The case revolves around a challenge by several publishers against Georgia State University’s electronic reserve systems, where faculty members and librarians would scan in excerpts of books for students to access digitally, "a technological improvement over the traditional practice of leaving a copy or two on reserve at the library circulation desk". The publishers claimed mass copyright infringement and claimed that Georgia State University engaged in "systematic, widespread and unauthorized copying and distribution of a vast amount of copyrighted works" through its e-reserves system while Georgia State cited the fair use provisions of Section 107 of the Copyright Law.  The court said “Like many recent issues in copyright law, this is a case in which technological advances have created a new, more efficient means of delivery for copyrighted works, causing copyright owners and consumers to struggle to define the appropriate boundaries of copyright protection in the new digital marketplace”. 

Its undoubtedly an important case, and reports say similar cases are afoot in Canada (against York University), in India (against University of Delhi in the Delhi High Court) and in New Zealand in a Copyright Tribunal case brought by Copyright Licensing New Zealand against all eight of the nation's universities.

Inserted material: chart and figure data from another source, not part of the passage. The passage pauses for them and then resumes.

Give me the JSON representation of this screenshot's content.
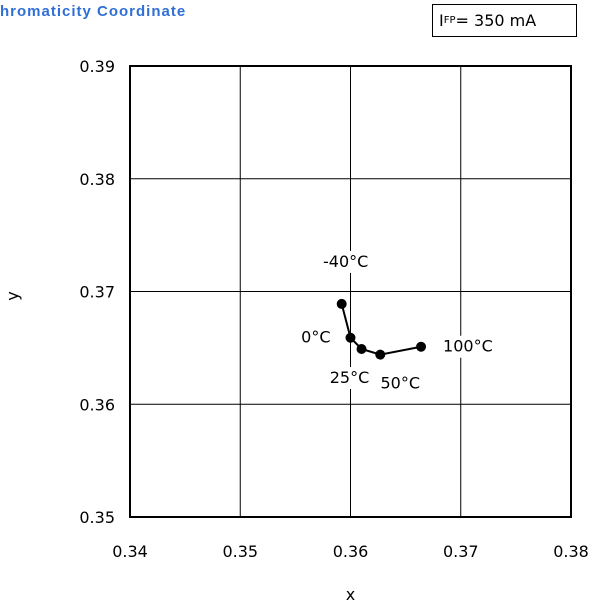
{
  "header": {
    "title": "hromaticity Coordinate",
    "condition": {
      "symbol": "I",
      "subscript": "FP",
      "value": "= 350 mA"
    }
  },
  "chart_data": {
    "type": "line",
    "title": "hromaticity Coordinate",
    "xlabel": "x",
    "ylabel": "y",
    "xlim": [
      0.34,
      0.38
    ],
    "ylim": [
      0.35,
      0.39
    ],
    "xticks": [
      "0.34",
      "0.35",
      "0.36",
      "0.37",
      "0.38"
    ],
    "yticks": [
      "0.35",
      "0.36",
      "0.37",
      "0.38",
      "0.39"
    ],
    "grid": true,
    "series": [
      {
        "points": [
          {
            "x": 0.3592,
            "y": 0.3689,
            "label": "-40°C"
          },
          {
            "x": 0.36,
            "y": 0.3659,
            "label": "0°C"
          },
          {
            "x": 0.361,
            "y": 0.3649,
            "label": "25°C"
          },
          {
            "x": 0.3627,
            "y": 0.3644,
            "label": "50°C"
          },
          {
            "x": 0.3664,
            "y": 0.3651,
            "label": "100°C"
          }
        ]
      }
    ],
    "colors": {
      "line": "#000000",
      "grid": "#000000",
      "title": "#2f6fd6"
    }
  }
}
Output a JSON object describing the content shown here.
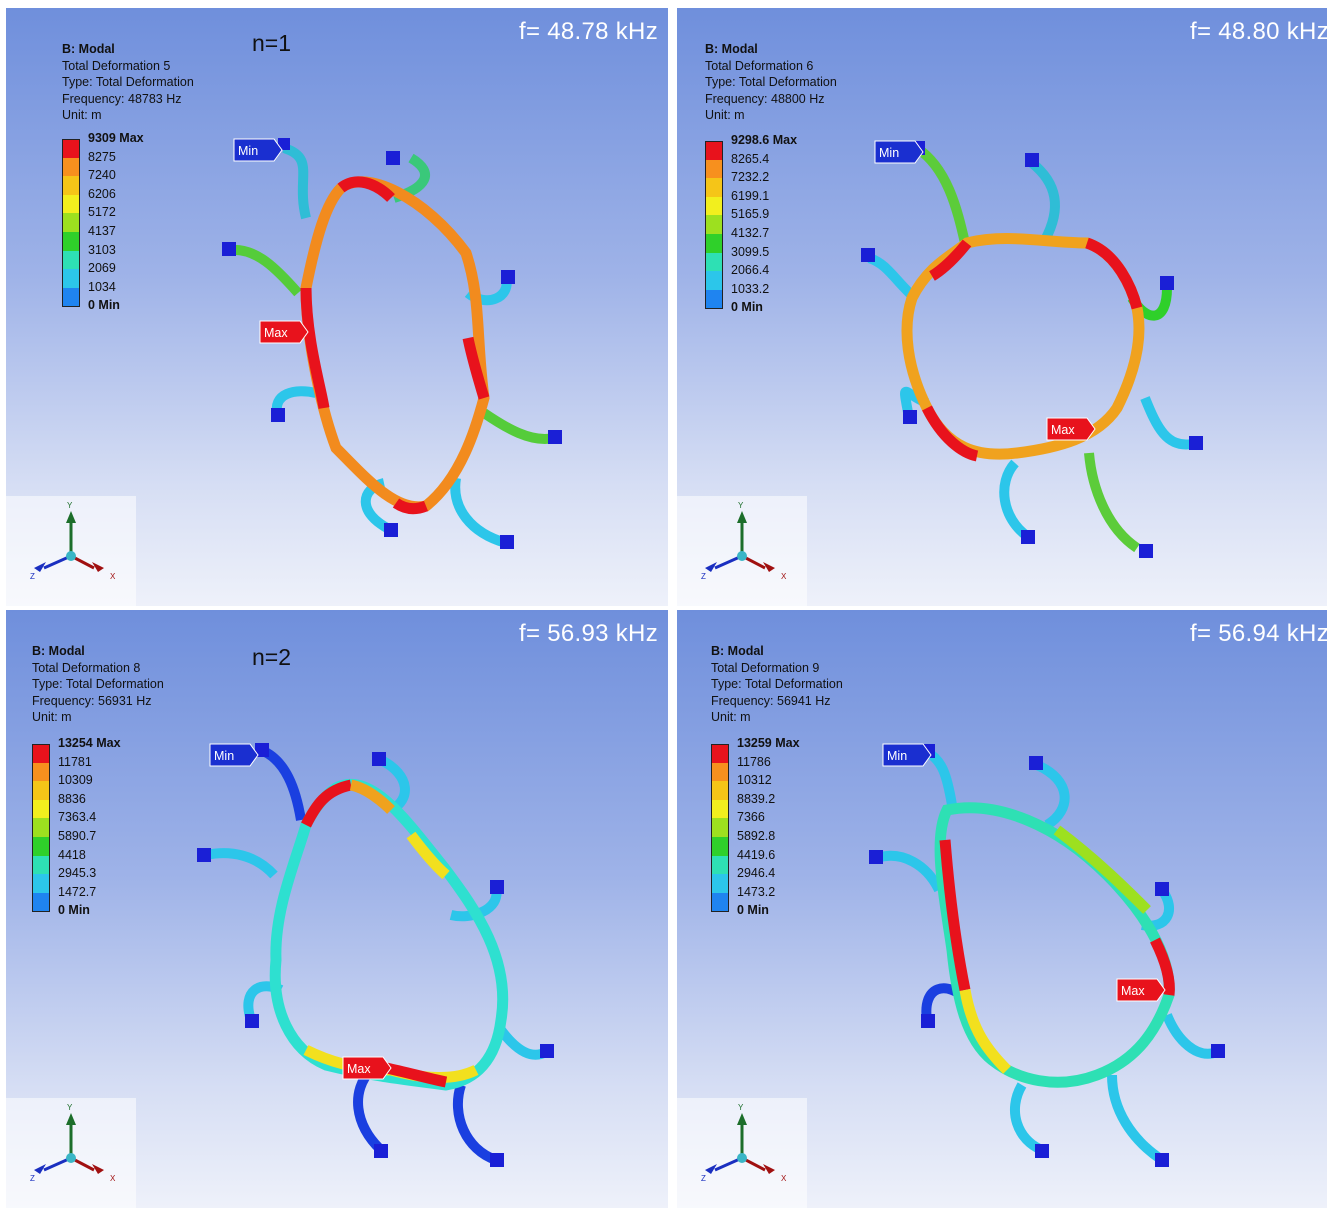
{
  "panels": [
    {
      "frequency_label": "f= 48.78 kHz",
      "mode_label": "n=1",
      "info": {
        "title": "B: Modal",
        "result": "Total Deformation 5",
        "type": "Type: Total Deformation",
        "frequency": "Frequency: 48783 Hz",
        "unit": "Unit: m"
      },
      "legend": [
        "9309 Max",
        "8275",
        "7240",
        "6206",
        "5172",
        "4137",
        "3103",
        "2069",
        "1034",
        "0 Min"
      ],
      "min_tag": "Min",
      "max_tag": "Max",
      "axes": {
        "y": "Y",
        "z": "Z",
        "x": "X"
      }
    },
    {
      "frequency_label": "f= 48.80 kHz",
      "mode_label": "",
      "info": {
        "title": "B: Modal",
        "result": "Total Deformation 6",
        "type": "Type: Total Deformation",
        "frequency": "Frequency: 48800 Hz",
        "unit": "Unit: m"
      },
      "legend": [
        "9298.6 Max",
        "8265.4",
        "7232.2",
        "6199.1",
        "5165.9",
        "4132.7",
        "3099.5",
        "2066.4",
        "1033.2",
        "0 Min"
      ],
      "min_tag": "Min",
      "max_tag": "Max",
      "axes": {
        "y": "Y",
        "z": "Z",
        "x": "X"
      }
    },
    {
      "frequency_label": "f= 56.93 kHz",
      "mode_label": "n=2",
      "info": {
        "title": "B: Modal",
        "result": "Total Deformation 8",
        "type": "Type: Total Deformation",
        "frequency": "Frequency: 56931 Hz",
        "unit": "Unit: m"
      },
      "legend": [
        "13254 Max",
        "11781",
        "10309",
        "8836",
        "7363.4",
        "5890.7",
        "4418",
        "2945.3",
        "1472.7",
        "0 Min"
      ],
      "min_tag": "Min",
      "max_tag": "Max",
      "axes": {
        "y": "Y",
        "z": "Z",
        "x": "X"
      }
    },
    {
      "frequency_label": "f= 56.94 kHz",
      "mode_label": "",
      "info": {
        "title": "B: Modal",
        "result": "Total Deformation 9",
        "type": "Type: Total Deformation",
        "frequency": "Frequency: 56941 Hz",
        "unit": "Unit: m"
      },
      "legend": [
        "13259 Max",
        "11786",
        "10312",
        "8839.2",
        "7366",
        "5892.8",
        "4419.6",
        "2946.4",
        "1473.2",
        "0 Min"
      ],
      "min_tag": "Min",
      "max_tag": "Max",
      "axes": {
        "y": "Y",
        "z": "Z",
        "x": "X"
      }
    }
  ],
  "legend_colors": [
    "#e8121c",
    "#f7901e",
    "#f5c518",
    "#f2ef1e",
    "#9de01f",
    "#2fd02a",
    "#2ee0b4",
    "#2cc6ea",
    "#1f84f0",
    "#1a1fd6"
  ]
}
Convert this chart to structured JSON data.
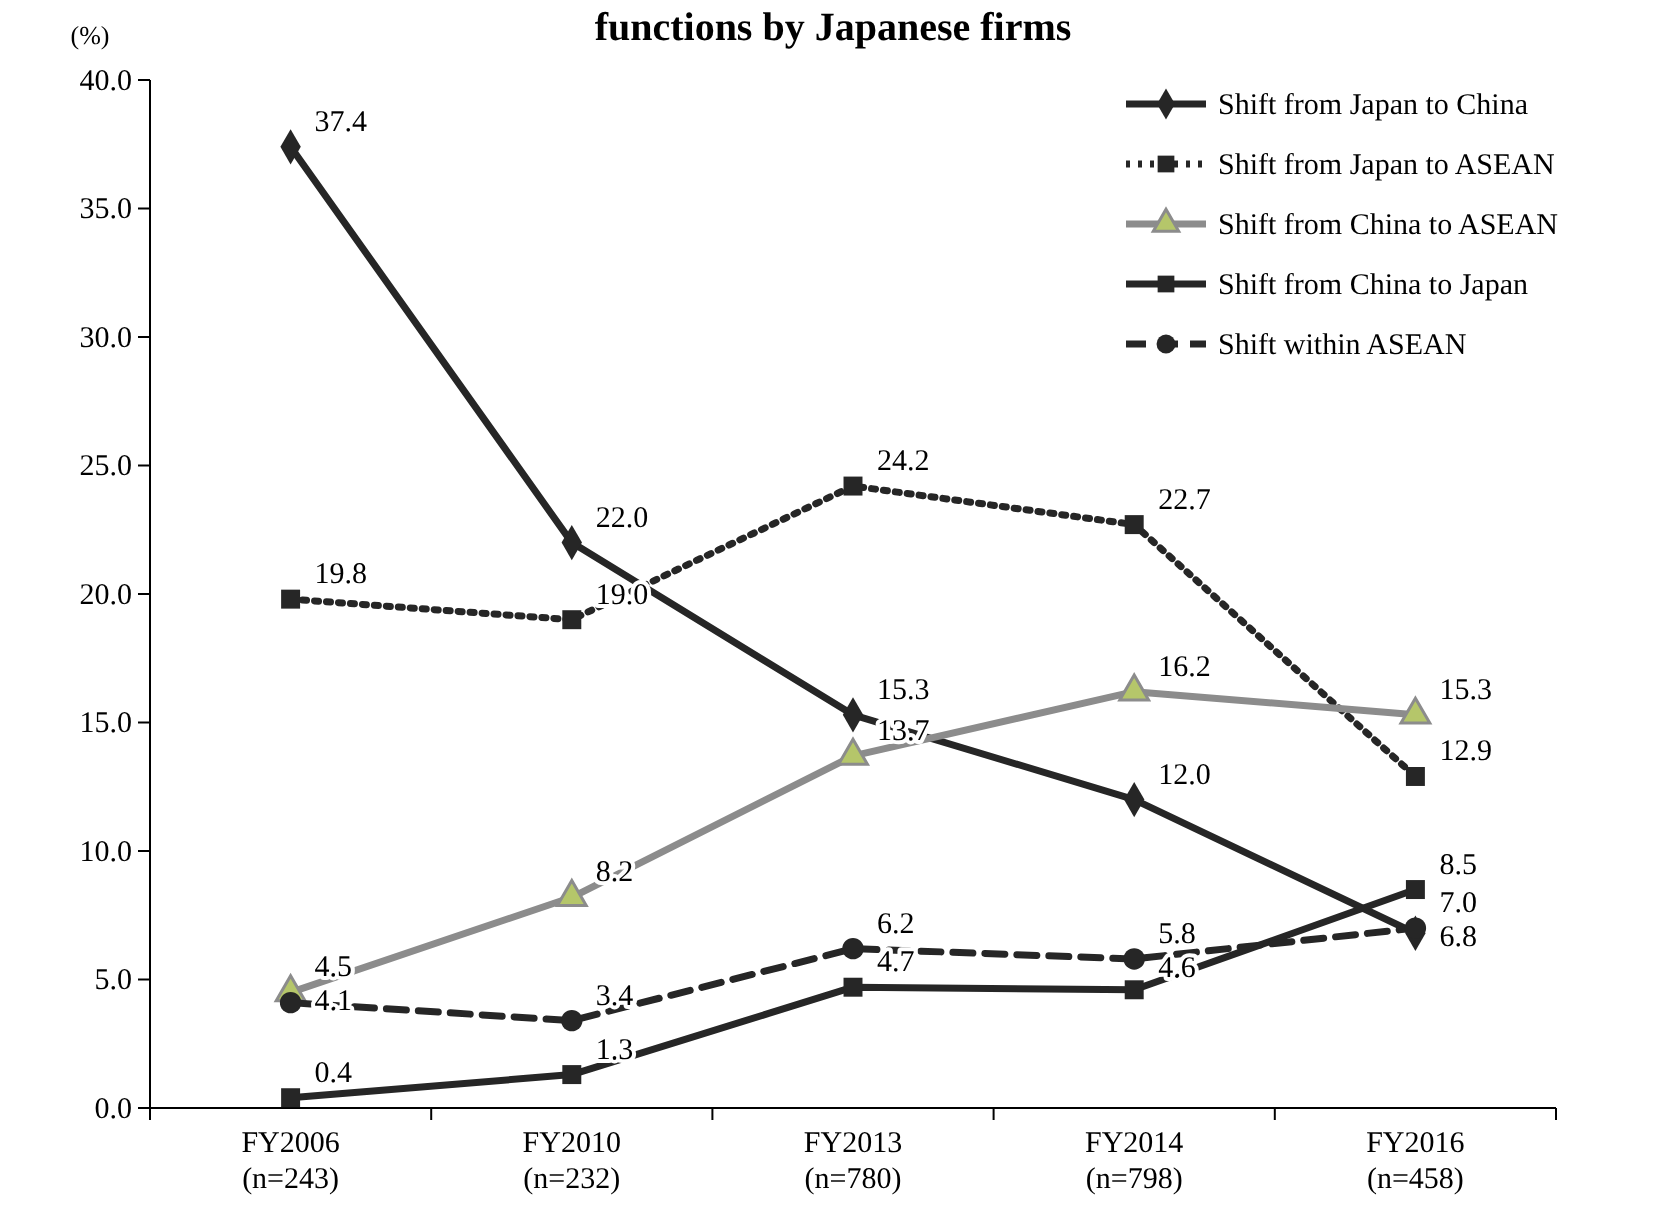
{
  "chart_data": {
    "type": "line",
    "title": "functions by Japanese firms",
    "ylabel": "(%)",
    "categories": [
      "FY2006\n(n=243)",
      "FY2010\n(n=232)",
      "FY2013\n(n=780)",
      "FY2014\n(n=798)",
      "FY2016\n(n=458)"
    ],
    "ylim": [
      0,
      40
    ],
    "yticks": [
      {
        "value": 0,
        "label": "0.0"
      },
      {
        "value": 5,
        "label": "5.0"
      },
      {
        "value": 10,
        "label": "10.0"
      },
      {
        "value": 15,
        "label": "15.0"
      },
      {
        "value": 20,
        "label": "20.0"
      },
      {
        "value": 25,
        "label": "25.0"
      },
      {
        "value": 30,
        "label": "30.0"
      },
      {
        "value": 35,
        "label": "35.0"
      },
      {
        "value": 40,
        "label": "40.0"
      }
    ],
    "grid": false,
    "legend": "top right",
    "series": [
      {
        "name": "Shift from Japan to China",
        "color": "#262626",
        "marker": "diamond",
        "line_style": "solid",
        "values": [
          37.4,
          22.0,
          15.3,
          12.0,
          6.8
        ],
        "value_labels": [
          "37.4",
          "22.0",
          "15.3",
          "12.0",
          "6.8"
        ]
      },
      {
        "name": "Shift from Japan to ASEAN",
        "color": "#262626",
        "marker": "square",
        "line_style": "dotted",
        "values": [
          19.8,
          19.0,
          24.2,
          22.7,
          12.9
        ],
        "value_labels": [
          "19.8",
          "19.0",
          "24.2",
          "22.7",
          "12.9"
        ]
      },
      {
        "name": "Shift from China to ASEAN",
        "color": "#8c8c8c",
        "marker": "triangle",
        "line_style": "solid",
        "values": [
          4.5,
          8.2,
          13.7,
          16.2,
          15.3
        ],
        "value_labels": [
          "4.5",
          "8.2",
          "13.7",
          "16.2",
          "15.3"
        ]
      },
      {
        "name": "Shift from China to Japan",
        "color": "#262626",
        "marker": "square",
        "line_style": "solid",
        "values": [
          0.4,
          1.3,
          4.7,
          4.6,
          8.5
        ],
        "value_labels": [
          "0.4",
          "1.3",
          "4.7",
          "4.6",
          "8.5"
        ]
      },
      {
        "name": "Shift within ASEAN",
        "color": "#262626",
        "marker": "circle",
        "line_style": "dashed",
        "values": [
          4.1,
          3.4,
          6.2,
          5.8,
          7.0
        ],
        "value_labels": [
          "4.1",
          "3.4",
          "6.2",
          "5.8",
          "7.0"
        ]
      }
    ]
  }
}
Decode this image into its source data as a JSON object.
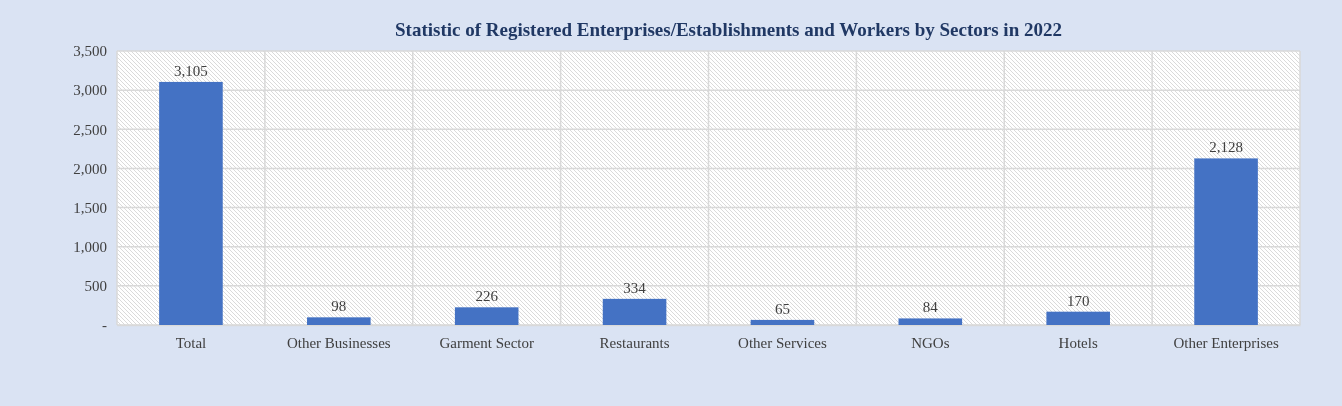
{
  "chart_data": {
    "type": "bar",
    "title": "Statistic of Registered Enterprises/Establishments and Workers by Sectors in 2022",
    "categories": [
      "Total",
      "Other Businesses",
      "Garment Sector",
      "Restaurants",
      "Other Services",
      "NGOs",
      "Hotels",
      "Other Enterprises"
    ],
    "values": [
      3105,
      98,
      226,
      334,
      65,
      84,
      170,
      2128
    ],
    "color": "#4472c4",
    "ylim": [
      0,
      3500
    ],
    "yticks": [
      {
        "value": 0,
        "label": "-"
      },
      {
        "value": 500,
        "label": "500"
      },
      {
        "value": 1000,
        "label": "1,000"
      },
      {
        "value": 1500,
        "label": "1,500"
      },
      {
        "value": 2000,
        "label": "2,000"
      },
      {
        "value": 2500,
        "label": "2,500"
      },
      {
        "value": 3000,
        "label": "3,000"
      },
      {
        "value": 3500,
        "label": "3,500"
      }
    ],
    "value_labels": [
      "3,105",
      "98",
      "226",
      "334",
      "65",
      "84",
      "170",
      "2,128"
    ],
    "grid": true
  }
}
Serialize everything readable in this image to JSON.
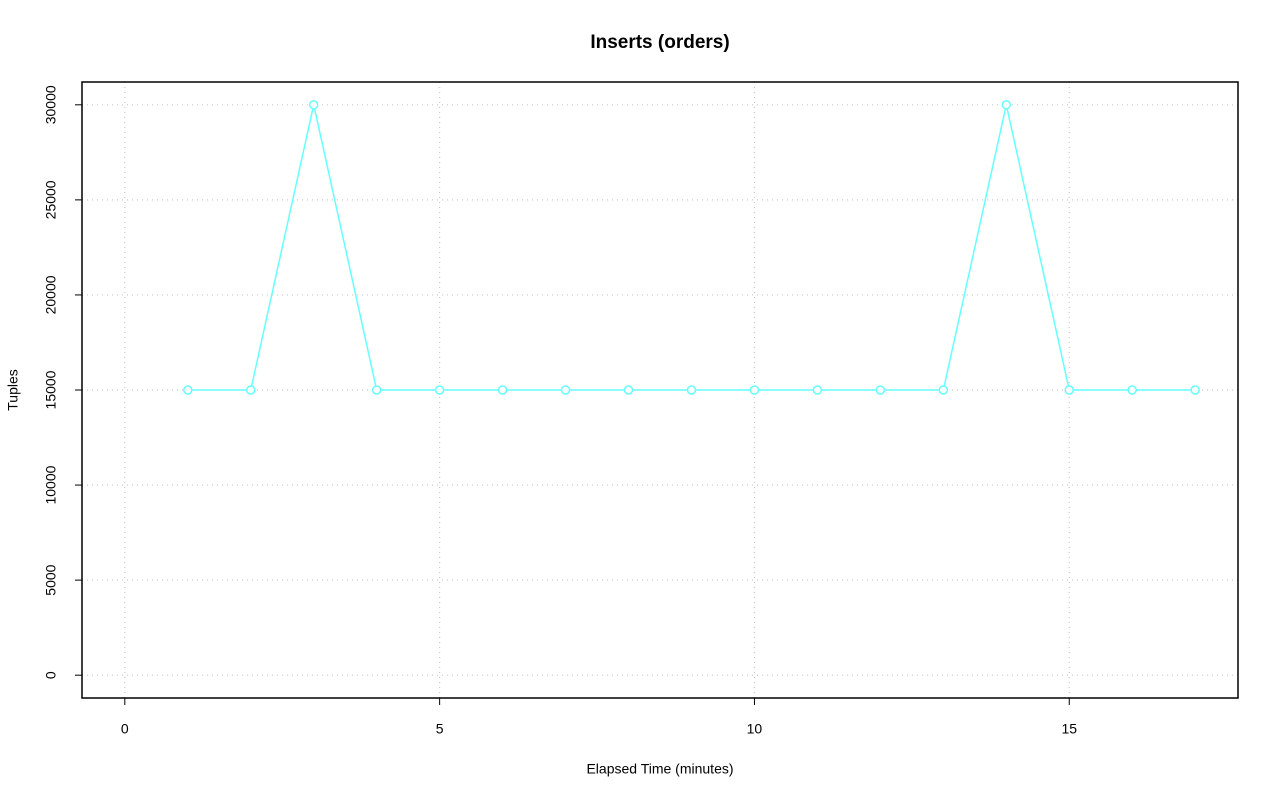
{
  "chart_data": {
    "type": "line",
    "title": "Inserts (orders)",
    "xlabel": "Elapsed Time (minutes)",
    "ylabel": "Tuples",
    "x": [
      1,
      2,
      3,
      4,
      5,
      6,
      7,
      8,
      9,
      10,
      11,
      12,
      13,
      14,
      15,
      16,
      17
    ],
    "values": [
      15000,
      15000,
      30000,
      15000,
      15000,
      15000,
      15000,
      15000,
      15000,
      15000,
      15000,
      15000,
      15000,
      30000,
      15000,
      15000,
      15000
    ],
    "color": "#66ffff",
    "xlim": [
      -0.68,
      17.68
    ],
    "ylim": [
      -1200,
      31200
    ],
    "xticks": [
      0,
      5,
      10,
      15
    ],
    "yticks": [
      0,
      5000,
      10000,
      15000,
      20000,
      25000,
      30000
    ],
    "grid": true
  }
}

The costs of the litigation were funded in large part by the Copyright Clearance Center, a licensing company which funded 50% of the costs along with the Association of American Publishers (AAP).

Cambridge University Press et al. v. Patton et al. (also captioned v. Becker), 1:2008cv01425

More on TechDirt here and Inside Higher Ed here and here and the University of Virginia's Cavalier Daily here

1 comment:

Eric said...

There are quite a few academics, especially those that follow copyright closely, that are actually more encouraged than they are outraged.

See for example analyses from
Kevin Smith, Nancy Sims, and the Association for Research Libraries.

True, many of us feared the worst after oral argument, and so were quick to see "reverse, vacate, remand" and fear the worst. But in truth the appeals courts ruling was really quite positive for academics who favour fair use. For example, Judge Evans' 10% bright line was arbitrary and unsupported by either precedent or statute--she was clearly in error, and had it been allowed to stand it could have been potentially harmful down the road.

The court rejected pretty much all of the major points that the plaintiffs brought. If you read the "concurrence" by the district court judge sitting by designation, it is even more clear how much this actually favored the academy. Obviously this isn't a win for the university, but it may be no better than a Pyrrhic victory for the plaintiffs.